The working unit on all modern spinning
wheels is the combination of the flyer (the 'U'
shaped piece) and the bobbin on to which the yarn is wound
as well as the whorl. The bobbin is mounted on
the flyer shaft and rotates independently of the flyer to
wind on the yarn as it is spun. The difference in the rates
of rotation of the flyer and bobbin, dictates the amount of
twist imparted to a length of the yarn. To give control of
the twist, a range of whorls is generally available. The whorl
ratio given is the diameter of the drive wheel compared to
the diameter of the whorl. The smaller ratios are used to
give the low twist for soft yarns from longer stapled fibres,
and the high ratio used for imparting a high twist in short
fibres like cotton and cashmere.
The bobbin should hold at least 100gm of yarn to limit the
number of bobbin changes when spinning.
The drive ratio, measured by the ratio of the diameter of
the driving wheel to the whorl, largely determines the type
of yarn which can be spun easily. For a range of yarns, a
spinning wheel with a wide set of whorl diameters is helpful.

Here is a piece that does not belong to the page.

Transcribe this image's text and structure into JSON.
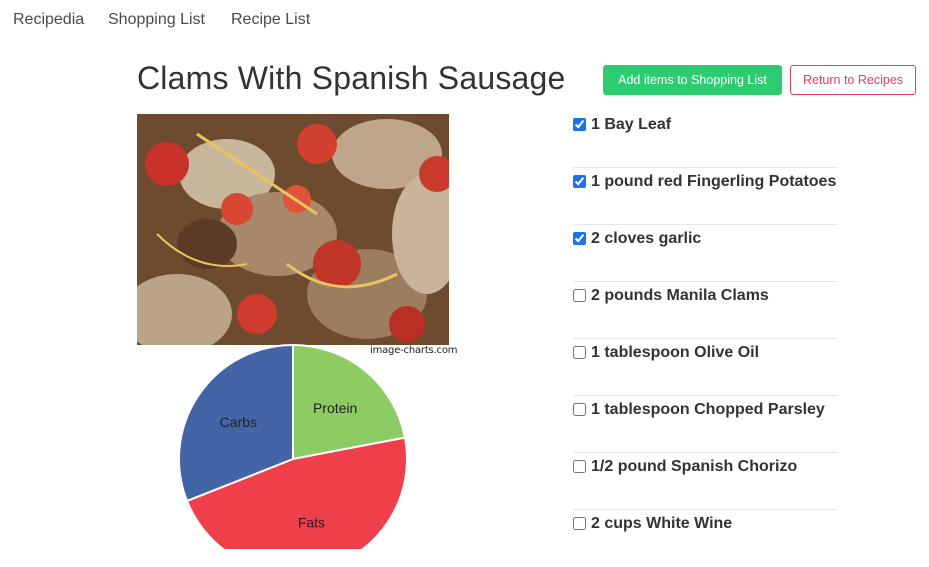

Most softer woollen knitting and weaving yarns can be spun
on all the commonly available wheels which are supplied with
drive ratios in the range 8 to 12:1. Finer yarns require higher
twist and a drive ratio of 14 to 20:1 or more. Bulky yarns
and soft spun yarns of over 1cm diameter require a ratio in
the region of 3 to 8:1.
The size of the flyer orifice can limit yarn plying. It
is important to check this when choosing your spinning wheel.
The flyer is best with an orifice of around 1cm. A larger
orifice gives a tug on the yarn for each turn of the wheel
making fine yarn spinning more difficult. Bulky and complex
plyed yarns need an orifice in the flyer of 1.5 cm or more
as well as larger bobbin and flyer hooks.